An IV will be started so that adequate relaxation medicine can be given, if needed. After lying on an X-ray table, the skin over your lower back/buttock will be well cleansed. Next, the physician will numb a small area of skin with numbing medicine (anesthetic) which stings for a few seconds. Next, the physician will use X-ray guidance to direct a very small needle into the joint.  He/she will then inject several drops of contrast dye to confirm that the medicine only goes into the joint. A small mixture of numbing medicine (anesthetic) and anti-inflammatory cortisone will then be slowly injected.

What should I do and expect after the procedure? 

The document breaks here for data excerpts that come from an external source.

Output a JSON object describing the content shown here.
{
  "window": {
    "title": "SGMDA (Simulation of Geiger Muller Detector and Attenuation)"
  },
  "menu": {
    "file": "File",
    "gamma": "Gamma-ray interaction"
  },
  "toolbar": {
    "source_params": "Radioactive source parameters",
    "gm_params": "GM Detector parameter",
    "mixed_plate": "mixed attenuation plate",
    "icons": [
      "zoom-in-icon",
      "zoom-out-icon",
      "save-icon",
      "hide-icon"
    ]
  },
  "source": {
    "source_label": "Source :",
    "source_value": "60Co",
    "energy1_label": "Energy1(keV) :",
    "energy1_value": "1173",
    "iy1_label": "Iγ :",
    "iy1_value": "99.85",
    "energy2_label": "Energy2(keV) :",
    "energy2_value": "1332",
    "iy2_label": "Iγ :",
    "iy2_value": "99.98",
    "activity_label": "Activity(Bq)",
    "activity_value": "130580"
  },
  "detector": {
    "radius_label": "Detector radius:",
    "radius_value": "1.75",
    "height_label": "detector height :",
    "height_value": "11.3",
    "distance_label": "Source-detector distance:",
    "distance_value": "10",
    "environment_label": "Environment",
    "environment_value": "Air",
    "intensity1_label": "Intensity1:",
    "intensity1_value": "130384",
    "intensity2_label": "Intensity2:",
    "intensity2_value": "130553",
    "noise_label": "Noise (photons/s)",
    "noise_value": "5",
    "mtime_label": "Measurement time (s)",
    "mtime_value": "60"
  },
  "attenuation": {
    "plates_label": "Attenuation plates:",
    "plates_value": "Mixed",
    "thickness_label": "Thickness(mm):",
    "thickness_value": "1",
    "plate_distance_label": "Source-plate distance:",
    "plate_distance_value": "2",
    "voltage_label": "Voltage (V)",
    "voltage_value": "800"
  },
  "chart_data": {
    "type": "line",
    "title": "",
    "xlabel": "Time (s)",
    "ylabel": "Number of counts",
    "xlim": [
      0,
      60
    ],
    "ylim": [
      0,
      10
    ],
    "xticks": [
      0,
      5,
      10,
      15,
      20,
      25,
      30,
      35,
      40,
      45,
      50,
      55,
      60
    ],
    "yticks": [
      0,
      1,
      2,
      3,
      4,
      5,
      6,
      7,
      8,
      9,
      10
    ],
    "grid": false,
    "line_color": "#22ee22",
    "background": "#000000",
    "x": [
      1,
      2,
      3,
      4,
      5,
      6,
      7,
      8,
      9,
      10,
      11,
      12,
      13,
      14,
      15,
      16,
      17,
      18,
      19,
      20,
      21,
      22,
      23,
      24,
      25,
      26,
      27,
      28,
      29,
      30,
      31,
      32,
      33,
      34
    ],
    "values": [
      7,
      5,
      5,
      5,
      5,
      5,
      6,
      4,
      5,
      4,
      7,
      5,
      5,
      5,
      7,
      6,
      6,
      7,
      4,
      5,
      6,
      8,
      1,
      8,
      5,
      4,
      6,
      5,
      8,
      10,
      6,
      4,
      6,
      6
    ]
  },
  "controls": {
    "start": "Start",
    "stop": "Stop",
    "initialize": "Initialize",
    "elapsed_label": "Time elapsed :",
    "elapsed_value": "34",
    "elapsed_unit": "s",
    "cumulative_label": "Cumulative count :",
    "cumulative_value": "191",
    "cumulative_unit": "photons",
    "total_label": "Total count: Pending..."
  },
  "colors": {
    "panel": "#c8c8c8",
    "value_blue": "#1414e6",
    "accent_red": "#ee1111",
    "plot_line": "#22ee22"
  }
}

You should record your remaining pain (if any) and also record the relief you experience during the next 1-2 weeks. You may or may not obtain improvement in the first few hours after the injection depending upon if the joint that was injected is your main pain source.

On occasion, you may feel a numb or slightly weak/odd feeling in you leg for a few hours after the injection. You may notice a slight increase in your pain lasting for several days as the numbing medicine wears off before the cortisone is effective. Ice will typically be more helpful than heat in the first 2-3 days after the injection. You may begin to notice an improvement in your pain 2-5 days after the injection. If you do not notice improvement within 10 days after the injection, it is unlikely to occur. You may take regular medicines after the procedure, but try to limit your pain medicines the first 4-6 hours after the procedure so that the diagnostic information obtained from the procedure is accurate. You may be referred for physical or manual therapy after the injection while the numbing medicine is effective and/or over the several weeks while the cortisone is working.

On the day of the injection, you should not drive and should avoid any strenuous activities. On the day after the procedure, you may return to your regular activities. When your pain is improving, start your regular exercise/activities in moderation. Even if you are significantly improved, gradually increase your activities over 1-2 weeks to avoid recurrence of your pain.